Avec Le Jeu des ombres (sa nou­velle pièce), Valère Nova­rina revi­site le mythe d’Orphée en 4 actes. Et ce, pour nous ras­su­rer — ou pas.
Cha­cun est dans son genre est un Orphée : des enfers ou des espaces de des­sous, bref de là où des ombres reviennent et parlent mais pas seule­ment d’amour.

Loin du feu et des  flammes, les enfers deviennent le lieu des méta­mor­phoses. En remontent Orphée bien sûr mais aussi Eury­dice, Cer­bère, Cha­ron, Hécate, Plu­ton et ce qui est plus éton­nant Sosie, Fli­pote, les Machines à dire beau­coup, Robert Le Vigan, Michel Bau­di­nat, Gas­ton Modot, Anne Wia­zem­ski, Louis de Funès, Chris­tine Fer­sen et Daniel Znyk.

Les temps se mêlent dans la langue de son  for­ge­ron et de son amou­reux incon­di­tion­nel. Nous sommes autant imbri­qués par le temps qu’étrangers à lui.
Il faut donc cher­cher les ombres, jouer avec la lumière quand les per­son­nages imitent Orphée mais selon un tra­jet inverse jusqu’à se retrou­ver dans ce drame l’homme qui, étonné, parle tel un “ani­mal capable de tout”, stu­pé­fait d’être encore présent.

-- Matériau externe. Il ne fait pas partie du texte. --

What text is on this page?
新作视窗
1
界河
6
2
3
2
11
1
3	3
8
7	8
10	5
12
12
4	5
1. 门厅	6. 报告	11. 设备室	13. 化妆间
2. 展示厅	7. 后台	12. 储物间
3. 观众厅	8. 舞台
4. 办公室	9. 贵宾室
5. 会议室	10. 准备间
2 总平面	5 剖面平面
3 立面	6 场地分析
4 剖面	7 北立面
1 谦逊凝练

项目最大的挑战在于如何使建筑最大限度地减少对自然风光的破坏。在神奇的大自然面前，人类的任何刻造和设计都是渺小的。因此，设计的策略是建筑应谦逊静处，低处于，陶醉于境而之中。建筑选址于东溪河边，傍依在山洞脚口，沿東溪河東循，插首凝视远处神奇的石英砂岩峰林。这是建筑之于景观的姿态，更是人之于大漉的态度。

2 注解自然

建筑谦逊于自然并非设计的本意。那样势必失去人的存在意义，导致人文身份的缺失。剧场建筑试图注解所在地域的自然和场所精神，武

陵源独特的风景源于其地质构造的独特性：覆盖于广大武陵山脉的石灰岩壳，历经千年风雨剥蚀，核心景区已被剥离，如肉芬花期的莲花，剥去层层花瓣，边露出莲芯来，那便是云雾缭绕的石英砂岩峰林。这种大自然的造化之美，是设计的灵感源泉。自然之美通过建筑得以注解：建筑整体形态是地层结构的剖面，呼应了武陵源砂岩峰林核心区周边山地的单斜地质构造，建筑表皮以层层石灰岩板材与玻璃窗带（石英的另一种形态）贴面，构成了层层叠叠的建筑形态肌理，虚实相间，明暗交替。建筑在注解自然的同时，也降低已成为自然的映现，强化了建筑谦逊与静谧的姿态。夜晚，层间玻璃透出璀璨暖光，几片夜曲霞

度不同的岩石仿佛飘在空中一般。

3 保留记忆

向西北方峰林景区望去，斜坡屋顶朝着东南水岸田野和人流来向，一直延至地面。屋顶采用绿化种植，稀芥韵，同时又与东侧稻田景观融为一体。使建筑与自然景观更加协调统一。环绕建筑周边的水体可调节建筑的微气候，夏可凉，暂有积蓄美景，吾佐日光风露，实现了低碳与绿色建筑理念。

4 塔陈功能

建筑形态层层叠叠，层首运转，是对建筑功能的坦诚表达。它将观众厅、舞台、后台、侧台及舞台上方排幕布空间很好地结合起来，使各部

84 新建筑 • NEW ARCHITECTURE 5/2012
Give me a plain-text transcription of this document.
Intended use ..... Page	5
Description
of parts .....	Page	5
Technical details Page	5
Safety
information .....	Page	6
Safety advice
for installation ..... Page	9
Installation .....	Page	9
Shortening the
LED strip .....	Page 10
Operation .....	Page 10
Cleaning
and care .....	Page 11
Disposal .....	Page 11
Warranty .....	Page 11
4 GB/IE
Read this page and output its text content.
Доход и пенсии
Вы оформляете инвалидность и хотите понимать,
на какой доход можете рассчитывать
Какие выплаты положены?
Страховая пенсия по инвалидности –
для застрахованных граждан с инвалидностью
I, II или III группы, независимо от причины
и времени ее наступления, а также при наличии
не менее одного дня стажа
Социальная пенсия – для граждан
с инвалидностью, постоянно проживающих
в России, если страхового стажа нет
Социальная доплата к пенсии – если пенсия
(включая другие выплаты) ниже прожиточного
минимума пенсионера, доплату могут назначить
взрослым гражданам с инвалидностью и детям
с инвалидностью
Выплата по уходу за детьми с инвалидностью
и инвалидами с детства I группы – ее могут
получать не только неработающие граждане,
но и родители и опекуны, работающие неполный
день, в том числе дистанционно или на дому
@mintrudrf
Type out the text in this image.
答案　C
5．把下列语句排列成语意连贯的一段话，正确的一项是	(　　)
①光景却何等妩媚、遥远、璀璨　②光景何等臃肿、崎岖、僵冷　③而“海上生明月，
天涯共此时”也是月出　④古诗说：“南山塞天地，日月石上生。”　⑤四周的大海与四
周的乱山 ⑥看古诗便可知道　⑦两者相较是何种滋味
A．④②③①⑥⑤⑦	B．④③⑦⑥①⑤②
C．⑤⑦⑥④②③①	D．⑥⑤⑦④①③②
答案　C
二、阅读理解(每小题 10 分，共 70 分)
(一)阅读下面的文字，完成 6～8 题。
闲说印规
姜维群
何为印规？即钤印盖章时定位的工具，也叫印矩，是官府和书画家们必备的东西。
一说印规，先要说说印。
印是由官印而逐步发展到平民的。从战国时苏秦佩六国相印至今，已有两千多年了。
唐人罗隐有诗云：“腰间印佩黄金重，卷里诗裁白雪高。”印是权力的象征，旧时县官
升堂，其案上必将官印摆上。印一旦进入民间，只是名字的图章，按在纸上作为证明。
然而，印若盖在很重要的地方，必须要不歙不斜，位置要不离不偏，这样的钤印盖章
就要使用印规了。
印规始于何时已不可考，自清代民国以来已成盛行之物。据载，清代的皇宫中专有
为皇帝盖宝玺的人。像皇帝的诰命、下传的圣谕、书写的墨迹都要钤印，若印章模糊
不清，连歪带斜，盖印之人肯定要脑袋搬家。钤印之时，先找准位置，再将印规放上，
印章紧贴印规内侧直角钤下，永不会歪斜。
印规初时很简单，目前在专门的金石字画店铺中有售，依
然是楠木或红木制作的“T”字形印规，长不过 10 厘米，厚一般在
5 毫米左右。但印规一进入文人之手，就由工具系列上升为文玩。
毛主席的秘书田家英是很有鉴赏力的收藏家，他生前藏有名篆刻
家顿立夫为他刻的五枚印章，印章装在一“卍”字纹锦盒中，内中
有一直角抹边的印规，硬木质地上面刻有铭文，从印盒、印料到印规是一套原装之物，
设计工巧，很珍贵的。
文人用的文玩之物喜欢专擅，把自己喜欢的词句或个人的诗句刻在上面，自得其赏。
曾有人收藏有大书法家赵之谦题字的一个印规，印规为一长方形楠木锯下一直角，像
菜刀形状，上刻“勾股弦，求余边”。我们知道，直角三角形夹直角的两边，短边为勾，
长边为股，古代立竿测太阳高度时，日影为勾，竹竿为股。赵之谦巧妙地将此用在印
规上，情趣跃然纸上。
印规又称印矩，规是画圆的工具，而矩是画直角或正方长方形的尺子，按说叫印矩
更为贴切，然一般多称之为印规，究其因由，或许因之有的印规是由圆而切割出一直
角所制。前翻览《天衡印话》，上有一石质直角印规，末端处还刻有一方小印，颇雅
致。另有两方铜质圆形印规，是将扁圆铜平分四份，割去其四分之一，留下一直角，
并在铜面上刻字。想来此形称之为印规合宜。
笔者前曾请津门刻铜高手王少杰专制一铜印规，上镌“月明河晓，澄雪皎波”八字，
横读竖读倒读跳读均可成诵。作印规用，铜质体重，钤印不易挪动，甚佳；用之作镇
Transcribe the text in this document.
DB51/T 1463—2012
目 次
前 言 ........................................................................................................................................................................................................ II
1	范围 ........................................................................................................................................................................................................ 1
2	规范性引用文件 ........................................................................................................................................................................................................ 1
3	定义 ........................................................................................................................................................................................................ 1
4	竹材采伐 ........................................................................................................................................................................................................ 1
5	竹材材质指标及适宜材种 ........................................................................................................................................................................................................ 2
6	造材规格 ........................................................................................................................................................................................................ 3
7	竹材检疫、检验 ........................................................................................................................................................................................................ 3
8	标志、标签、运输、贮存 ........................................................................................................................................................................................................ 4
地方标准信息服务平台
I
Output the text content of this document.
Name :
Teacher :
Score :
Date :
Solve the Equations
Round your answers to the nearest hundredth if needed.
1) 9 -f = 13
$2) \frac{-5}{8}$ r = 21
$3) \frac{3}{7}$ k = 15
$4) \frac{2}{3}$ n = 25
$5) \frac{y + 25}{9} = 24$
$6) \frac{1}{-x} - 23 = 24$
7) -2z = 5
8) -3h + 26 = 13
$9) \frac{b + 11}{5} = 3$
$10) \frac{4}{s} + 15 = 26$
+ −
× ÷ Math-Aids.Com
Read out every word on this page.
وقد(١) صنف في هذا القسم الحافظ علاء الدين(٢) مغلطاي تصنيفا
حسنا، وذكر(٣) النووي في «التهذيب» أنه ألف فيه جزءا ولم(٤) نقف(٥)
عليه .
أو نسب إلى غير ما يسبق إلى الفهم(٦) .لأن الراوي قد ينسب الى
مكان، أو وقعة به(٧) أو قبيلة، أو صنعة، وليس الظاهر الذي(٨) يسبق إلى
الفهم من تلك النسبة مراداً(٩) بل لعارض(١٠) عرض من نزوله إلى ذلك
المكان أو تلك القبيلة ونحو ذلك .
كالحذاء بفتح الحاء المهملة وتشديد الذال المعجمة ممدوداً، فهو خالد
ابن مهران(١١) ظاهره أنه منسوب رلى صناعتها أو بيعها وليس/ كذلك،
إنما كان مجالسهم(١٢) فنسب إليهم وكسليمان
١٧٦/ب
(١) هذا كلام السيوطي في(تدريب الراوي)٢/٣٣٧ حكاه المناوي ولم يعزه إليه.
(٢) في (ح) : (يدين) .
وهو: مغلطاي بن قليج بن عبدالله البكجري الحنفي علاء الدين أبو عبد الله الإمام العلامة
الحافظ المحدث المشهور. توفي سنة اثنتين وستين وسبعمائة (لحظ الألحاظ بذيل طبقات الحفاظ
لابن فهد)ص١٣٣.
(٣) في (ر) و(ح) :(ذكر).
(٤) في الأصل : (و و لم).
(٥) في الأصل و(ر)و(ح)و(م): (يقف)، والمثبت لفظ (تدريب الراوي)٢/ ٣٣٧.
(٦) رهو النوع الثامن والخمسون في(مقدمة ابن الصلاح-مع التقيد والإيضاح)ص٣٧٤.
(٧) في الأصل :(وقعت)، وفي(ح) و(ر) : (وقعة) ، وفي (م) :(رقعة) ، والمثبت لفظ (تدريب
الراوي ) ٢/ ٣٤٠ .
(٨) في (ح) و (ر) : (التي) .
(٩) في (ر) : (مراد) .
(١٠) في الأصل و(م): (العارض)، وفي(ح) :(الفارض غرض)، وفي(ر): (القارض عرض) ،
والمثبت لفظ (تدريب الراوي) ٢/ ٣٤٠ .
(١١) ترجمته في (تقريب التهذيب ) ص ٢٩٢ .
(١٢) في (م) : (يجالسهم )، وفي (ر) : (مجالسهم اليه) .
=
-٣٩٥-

La pièce devient l’endroit où danse la langue et où se consume la mort dans une irra­dia­tion ver­ti­gi­neuse. Les per­son­nages veillent à la nais­sance d’autre chose là où l’animal humain, avec sa voix, tente de recon­qué­rir une force sacri­fi­cielle au moment où les esprits parlent.
Dans un tel écha­fau­dage, le monstre humain s’amuse à se et nous faire peur avec drô­le­rie. C’est le défi de l’échassier qui tente d’appréhender l’apesanteur mais aussi la force d’une langue rare. Elle colle au corps là où ça grince et ça tord et où la sédi­tion se retourne contre elle-même.

Qui sommes nous alors sinon des ombres qui tentent de sou­le­ver ce qui nous reste et sort du grand vol­can du théâtre de la parole, de la grande gueule de l’origine ?
Le bur­lesque est pré­sent — mais pas que —  pour affron­ter la mort et fait sen­tir l’absurdité d’être parmi les autres, les dis­pa­rus avec les­quels il s’agit de nouer joies et dou­leurs par les sou­pi­raux de la langue. Elle aspire corps et crânes dans le lait de la mort et la danse de vie.

jean-paul gavard-perret

Valère Nova­rina, Le jeu des ombres, P.O.L édi­tions, Paris, 2020, 272 p. — 17,00 €.